A phantascope spun in front of me. Against my will, I opened my eyes at a snail’s pace, peering through its center, and found a full-length mirror levitating over my bed. I stared into it, and found the mirror reflected the phantascope’s myriad animated figures back to me. Just as I’d begun to grow accustomed to this, the room rotated 90°. I found I was standing on my feet, the mirror and phantascope now both upright, facing me.
The more I stared, the more it seemed as if the animated figures left the mirror. Then I realized that I was no longer looking into a full-length mirror, but into the mirror attached to my dresser, and that the figures were now moving atop the dresser itself.
A bicyclist ran his perpetual journey around its perimeter, as a boy rang a bell at one end and a cat was forever trying to jump and catch an eternally elusive bird at the other. Further in, a couple waltzed beside the bell ringer as, next to the cat, a woman swung a large stick at an elusive man, the two forever chasing each other. A grand green dragon lay in the center, nostrils slowly glowing red, then breathing fire before the fire receded and the nostrils grew dark and cold, waiting to glow once again.
Encircling my head, as the lights had been doing but moments earlier, was a five-pointed star, its points ceaselessly spinning, an eye in the centre, forever winking at me.
A smaller, but otherwise identical version of one that had guided me through a series of passages that Stan and Ian, my best mates, and I, by different means, had discovered under the Queen’s Theatre. Chabrier’s full orchestral score of the Ent’ractes had filled our ears then – this time, the music boxes were enough.

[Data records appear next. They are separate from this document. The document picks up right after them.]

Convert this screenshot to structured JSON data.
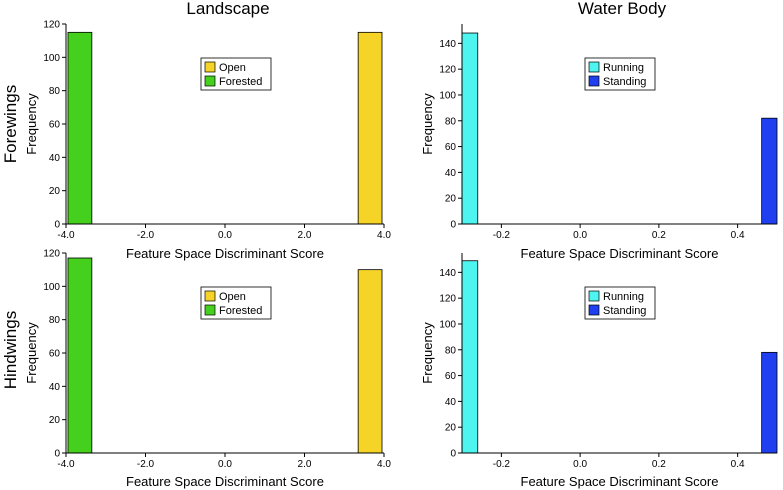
{
  "figure": {
    "column_titles": [
      "Landscape",
      "Water Body"
    ],
    "row_titles": [
      "Forewings",
      "Hindwings"
    ]
  },
  "chart_data": [
    {
      "id": "forewings-landscape",
      "type": "bar",
      "xlabel": "Feature Space Discriminant Score",
      "ylabel": "Frequency",
      "xlim": [
        -4.0,
        4.0
      ],
      "ylim": [
        0,
        120
      ],
      "xticks": [
        -4.0,
        -2.0,
        0.0,
        2.0,
        4.0
      ],
      "xtick_labels": [
        "-4.0",
        "-2.0",
        "0.0",
        "2.0",
        "4.0"
      ],
      "yticks": [
        0,
        20,
        40,
        60,
        80,
        100,
        120
      ],
      "ytick_labels": [
        "0",
        "20",
        "40",
        "60",
        "80",
        "100",
        "120"
      ],
      "legend": "top-center",
      "grid": false,
      "series": [
        {
          "name": "Open",
          "color": "#f5d327",
          "bins": [
            {
              "x0": 3.35,
              "x1": 3.95,
              "value": 115
            }
          ]
        },
        {
          "name": "Forested",
          "color": "#44d01c",
          "bins": [
            {
              "x0": -3.95,
              "x1": -3.35,
              "value": 115
            }
          ]
        }
      ]
    },
    {
      "id": "forewings-water-body",
      "type": "bar",
      "xlabel": "Feature Space Discriminant Score",
      "ylabel": "Frequency",
      "xlim": [
        -0.3,
        0.5
      ],
      "ylim": [
        0,
        155
      ],
      "xticks": [
        -0.2,
        0.0,
        0.2,
        0.4
      ],
      "xtick_labels": [
        "-0.2",
        "0.0",
        "0.2",
        "0.4"
      ],
      "yticks": [
        0,
        20,
        40,
        60,
        80,
        100,
        120,
        140
      ],
      "ytick_labels": [
        "0",
        "20",
        "40",
        "60",
        "80",
        "100",
        "120",
        "140"
      ],
      "legend": "top-center",
      "grid": false,
      "series": [
        {
          "name": "Running",
          "color": "#4df4f0",
          "bins": [
            {
              "x0": -0.3,
              "x1": -0.26,
              "value": 148
            }
          ]
        },
        {
          "name": "Standing",
          "color": "#1f3ff0",
          "bins": [
            {
              "x0": 0.461,
              "x1": 0.5,
              "value": 82
            }
          ]
        }
      ]
    },
    {
      "id": "hindwings-landscape",
      "type": "bar",
      "xlabel": "Feature Space Discriminant Score",
      "ylabel": "Frequency",
      "xlim": [
        -4.0,
        4.0
      ],
      "ylim": [
        0,
        120
      ],
      "xticks": [
        -4.0,
        -2.0,
        0.0,
        2.0,
        4.0
      ],
      "xtick_labels": [
        "-4.0",
        "-2.0",
        "0.0",
        "2.0",
        "4.0"
      ],
      "yticks": [
        0,
        20,
        40,
        60,
        80,
        100,
        120
      ],
      "ytick_labels": [
        "0",
        "20",
        "40",
        "60",
        "80",
        "100",
        "120"
      ],
      "legend": "top-center",
      "grid": false,
      "series": [
        {
          "name": "Open",
          "color": "#f5d327",
          "bins": [
            {
              "x0": 3.35,
              "x1": 3.95,
              "value": 110
            }
          ]
        },
        {
          "name": "Forested",
          "color": "#44d01c",
          "bins": [
            {
              "x0": -3.95,
              "x1": -3.35,
              "value": 117
            }
          ]
        }
      ]
    },
    {
      "id": "hindwings-water-body",
      "type": "bar",
      "xlabel": "Feature Space Discriminant Score",
      "ylabel": "Frequency",
      "xlim": [
        -0.3,
        0.5
      ],
      "ylim": [
        0,
        155
      ],
      "xticks": [
        -0.2,
        0.0,
        0.2,
        0.4
      ],
      "xtick_labels": [
        "-0.2",
        "0.0",
        "0.2",
        "0.4"
      ],
      "yticks": [
        0,
        20,
        40,
        60,
        80,
        100,
        120,
        140
      ],
      "ytick_labels": [
        "0",
        "20",
        "40",
        "60",
        "80",
        "100",
        "120",
        "140"
      ],
      "legend": "top-center",
      "grid": false,
      "series": [
        {
          "name": "Running",
          "color": "#4df4f0",
          "bins": [
            {
              "x0": -0.3,
              "x1": -0.26,
              "value": 149
            }
          ]
        },
        {
          "name": "Standing",
          "color": "#1f3ff0",
          "bins": [
            {
              "x0": 0.461,
              "x1": 0.5,
              "value": 78
            }
          ]
        }
      ]
    }
  ]
}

I felt the eye’s hypnotic hold grow increasingly stronger, drawing me forward until, as with Alice’s going through the looking glass, the phantascope and I both entered the mirror.
 The phantascope, too rightly called the magic disc,” certainly gave us the first animated figures, and likely gave us the first moving pictures of any sort. Ironically – amazingly – its inventor was a blind man, a Belgian physicist named J.A.F Plateau. How he could have conceptualized the appearance of motion, much less conceived a way to counterfeit it is beyond me. It was a disc, usually, but not always, made of cardboard, with equidistant slits radiating from the center like spokes from a wheel. Sequential pictures were placed at the “rim” of the disc, between the slits. The side of the disc with the pictures faced away from the viewer, towards a mirror. The viewer then spun the disc and looked into the mirror through the slits. When viewed in this way, the pictures appeared to move. The phantascope was the first – albeit tentative – contact I was to make with the “mirror world.”